Rewind to the 1970s. Films made by Hrishikesh Mukherjee, Basu Chaterjee and Sai Paranjpye encapsulated the middle class environment to the delight of the spectators. More recently, Dibakar Banerjee’s KHOSLA KA GHOSLA, Rajkumar Hirani’s MUNNABHAI series, Habib Faisal’s DO DOONI CHAAR, Subhash Kapoor’s PHAS GAYE RE OBAMA [which, incidentally, was produced by the same production house that has made SAARE JAHAAN SE MEHNGA...] and Aamir Khan’s PEEPLI [LIVE] were thought-provoking satires on the hardships faced by the common man.

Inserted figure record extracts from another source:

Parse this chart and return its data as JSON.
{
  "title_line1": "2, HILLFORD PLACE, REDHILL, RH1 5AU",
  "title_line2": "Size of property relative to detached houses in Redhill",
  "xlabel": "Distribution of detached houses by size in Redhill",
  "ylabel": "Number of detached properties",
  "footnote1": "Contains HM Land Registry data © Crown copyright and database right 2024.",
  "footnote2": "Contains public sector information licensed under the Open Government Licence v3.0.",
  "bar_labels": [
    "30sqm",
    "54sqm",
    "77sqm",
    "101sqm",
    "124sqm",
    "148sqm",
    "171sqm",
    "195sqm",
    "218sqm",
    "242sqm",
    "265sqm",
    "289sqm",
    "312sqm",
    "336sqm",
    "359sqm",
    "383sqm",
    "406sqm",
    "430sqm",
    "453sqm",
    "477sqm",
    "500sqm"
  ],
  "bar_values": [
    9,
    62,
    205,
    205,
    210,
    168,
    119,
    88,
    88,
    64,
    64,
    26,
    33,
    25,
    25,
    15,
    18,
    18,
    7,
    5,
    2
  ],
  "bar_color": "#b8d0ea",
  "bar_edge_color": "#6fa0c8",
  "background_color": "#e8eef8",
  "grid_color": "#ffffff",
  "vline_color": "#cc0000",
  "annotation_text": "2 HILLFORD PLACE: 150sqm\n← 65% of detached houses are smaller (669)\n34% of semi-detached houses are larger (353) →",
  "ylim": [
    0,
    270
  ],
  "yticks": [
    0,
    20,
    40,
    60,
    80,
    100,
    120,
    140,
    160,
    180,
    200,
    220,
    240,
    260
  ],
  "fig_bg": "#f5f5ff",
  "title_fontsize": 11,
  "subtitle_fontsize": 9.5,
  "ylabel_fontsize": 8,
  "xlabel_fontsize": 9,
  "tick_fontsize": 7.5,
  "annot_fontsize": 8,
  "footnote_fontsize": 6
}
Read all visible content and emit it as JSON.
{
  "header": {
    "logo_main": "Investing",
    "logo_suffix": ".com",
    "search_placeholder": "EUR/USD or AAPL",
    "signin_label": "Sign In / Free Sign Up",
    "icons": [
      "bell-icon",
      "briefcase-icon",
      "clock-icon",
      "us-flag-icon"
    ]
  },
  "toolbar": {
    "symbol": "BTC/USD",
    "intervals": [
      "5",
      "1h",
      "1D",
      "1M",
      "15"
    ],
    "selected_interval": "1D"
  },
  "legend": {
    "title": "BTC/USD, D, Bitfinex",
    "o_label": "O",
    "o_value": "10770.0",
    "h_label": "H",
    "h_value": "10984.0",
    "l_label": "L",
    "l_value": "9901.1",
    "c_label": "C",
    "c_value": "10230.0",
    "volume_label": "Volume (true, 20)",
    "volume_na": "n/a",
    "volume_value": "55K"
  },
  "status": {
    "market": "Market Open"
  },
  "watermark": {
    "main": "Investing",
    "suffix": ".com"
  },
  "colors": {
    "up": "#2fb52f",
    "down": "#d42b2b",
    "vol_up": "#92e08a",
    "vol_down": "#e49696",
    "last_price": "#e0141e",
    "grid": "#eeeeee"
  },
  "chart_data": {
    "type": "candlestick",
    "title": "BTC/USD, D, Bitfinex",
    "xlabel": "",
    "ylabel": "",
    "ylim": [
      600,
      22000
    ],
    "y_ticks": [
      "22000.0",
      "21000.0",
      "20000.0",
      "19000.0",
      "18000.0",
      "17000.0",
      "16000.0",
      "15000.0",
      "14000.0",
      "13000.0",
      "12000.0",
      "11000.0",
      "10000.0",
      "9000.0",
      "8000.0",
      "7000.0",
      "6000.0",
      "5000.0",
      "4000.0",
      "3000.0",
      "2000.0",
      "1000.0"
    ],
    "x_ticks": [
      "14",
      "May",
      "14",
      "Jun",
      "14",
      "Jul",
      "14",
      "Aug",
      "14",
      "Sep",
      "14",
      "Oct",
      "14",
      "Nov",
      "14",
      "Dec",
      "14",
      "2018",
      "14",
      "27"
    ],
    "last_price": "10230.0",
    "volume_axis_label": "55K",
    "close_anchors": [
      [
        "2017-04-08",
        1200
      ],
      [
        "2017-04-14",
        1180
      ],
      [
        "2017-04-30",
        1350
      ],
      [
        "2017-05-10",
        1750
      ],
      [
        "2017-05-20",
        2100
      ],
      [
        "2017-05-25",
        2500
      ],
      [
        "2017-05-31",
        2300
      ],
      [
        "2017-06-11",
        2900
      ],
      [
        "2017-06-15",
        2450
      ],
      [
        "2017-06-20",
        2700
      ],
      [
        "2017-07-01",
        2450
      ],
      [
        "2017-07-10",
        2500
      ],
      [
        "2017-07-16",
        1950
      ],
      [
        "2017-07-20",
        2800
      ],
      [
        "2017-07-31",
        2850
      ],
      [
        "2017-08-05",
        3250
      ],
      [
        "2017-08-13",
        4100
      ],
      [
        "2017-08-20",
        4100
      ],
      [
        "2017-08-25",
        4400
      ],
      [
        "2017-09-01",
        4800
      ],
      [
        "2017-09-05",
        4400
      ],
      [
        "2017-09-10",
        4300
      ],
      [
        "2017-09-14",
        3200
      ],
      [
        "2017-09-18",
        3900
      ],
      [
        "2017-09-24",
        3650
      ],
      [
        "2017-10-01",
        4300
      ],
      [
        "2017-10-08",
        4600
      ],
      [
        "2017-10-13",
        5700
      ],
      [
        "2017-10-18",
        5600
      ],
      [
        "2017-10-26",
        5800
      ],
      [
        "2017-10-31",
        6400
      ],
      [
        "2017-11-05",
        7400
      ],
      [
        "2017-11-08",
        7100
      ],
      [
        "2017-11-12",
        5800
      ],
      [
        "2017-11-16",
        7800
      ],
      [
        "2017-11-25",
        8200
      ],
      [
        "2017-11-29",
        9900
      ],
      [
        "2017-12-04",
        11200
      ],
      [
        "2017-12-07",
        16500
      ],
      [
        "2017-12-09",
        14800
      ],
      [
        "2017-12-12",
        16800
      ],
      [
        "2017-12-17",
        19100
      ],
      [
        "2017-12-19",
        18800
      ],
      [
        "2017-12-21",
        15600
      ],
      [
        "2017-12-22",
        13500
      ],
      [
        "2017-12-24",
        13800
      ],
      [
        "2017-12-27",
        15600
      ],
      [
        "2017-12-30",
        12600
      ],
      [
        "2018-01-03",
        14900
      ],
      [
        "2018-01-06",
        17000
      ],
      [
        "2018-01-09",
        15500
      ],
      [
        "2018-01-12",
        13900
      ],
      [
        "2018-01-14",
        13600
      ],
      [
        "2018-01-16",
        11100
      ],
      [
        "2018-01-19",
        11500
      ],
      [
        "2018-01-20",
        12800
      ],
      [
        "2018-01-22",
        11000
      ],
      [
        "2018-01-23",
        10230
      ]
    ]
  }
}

Anshul’s take on the on-going malady is laced with amusing episodes and that’s what makes it an identifiable attempt. As a matter of fact, the plight of the common man, who is burdened with constant price rise, comes across quite well in this satire, in the second hour specifically. Nonetheless, I wish to point out, the film is not without its share of flaws. More on that later!
SAARE JAHAAN SE MEHNGA… is a mirthful take on inflation seen through a wage-earning, working class family unit from Sonepat, Haryana. Puttan [Sanjay Mishra] resides with his family consisting of his father Nagpal [Vishwa Mohan Badola], his wife Noori [Pragati Pandey] and younger brother Gopal [Ranjan Chhabra]. One of Puttan’s friends comes up with a scheme to deal with inflationary pressure, but what’s expected to liberate them from mehangai turns chaotic.
SAARE JAHAAN SE MEHNGA… has an attention-grabbing thought and the implementation catches your eye on several occasions, more so towards the latter half. In fact, much of the first hour is devoted to establishing the plot/characters and how the common man is grappling with inflation. While the first hour is strictly okay, the film takes a dramatic turn in the latter half as the family finds itself cornered. The penultimate portions, in particular, are the mainstay of the enterprise.
The film benefits considerably because Anshul gives a lot of attention to tiny details, thus recreating the middle class environment delightfully. The realistic milieu, the wit and humor in the conversation and of course, the graceful act by its principal cast makes you leave the auditorium with a beam on your face. The sole deterrent is that the writing could’ve been tighter, although the run time [less than 2 hours] is just perfect. The soundtrack has been created keeping the essence of the film. ‘Aoun De’, towards the end credits, is a pleasing track, while the romantic song between the young couple could’ve been avoided.
Sanjay Mishra is splendid. He’s the lifeline of the film. Vishwa Mohan Badola tends to go over the top at times, but is wonderful otherwise. Zakir Hussain is exceptional. Pragati Pandey is a complete natural. Ranjan Chhabra is satisfactory. Disha doesn’t get much to do. Sitaram Panchal [as Vedpal] is first-rate.
On the whole, SAARE JAHAAN SE MEHNGA… is topical, relevant and relatable, with some endearing moments. It may be lacking in face-value, but you can’t deny that it’s an honest effort!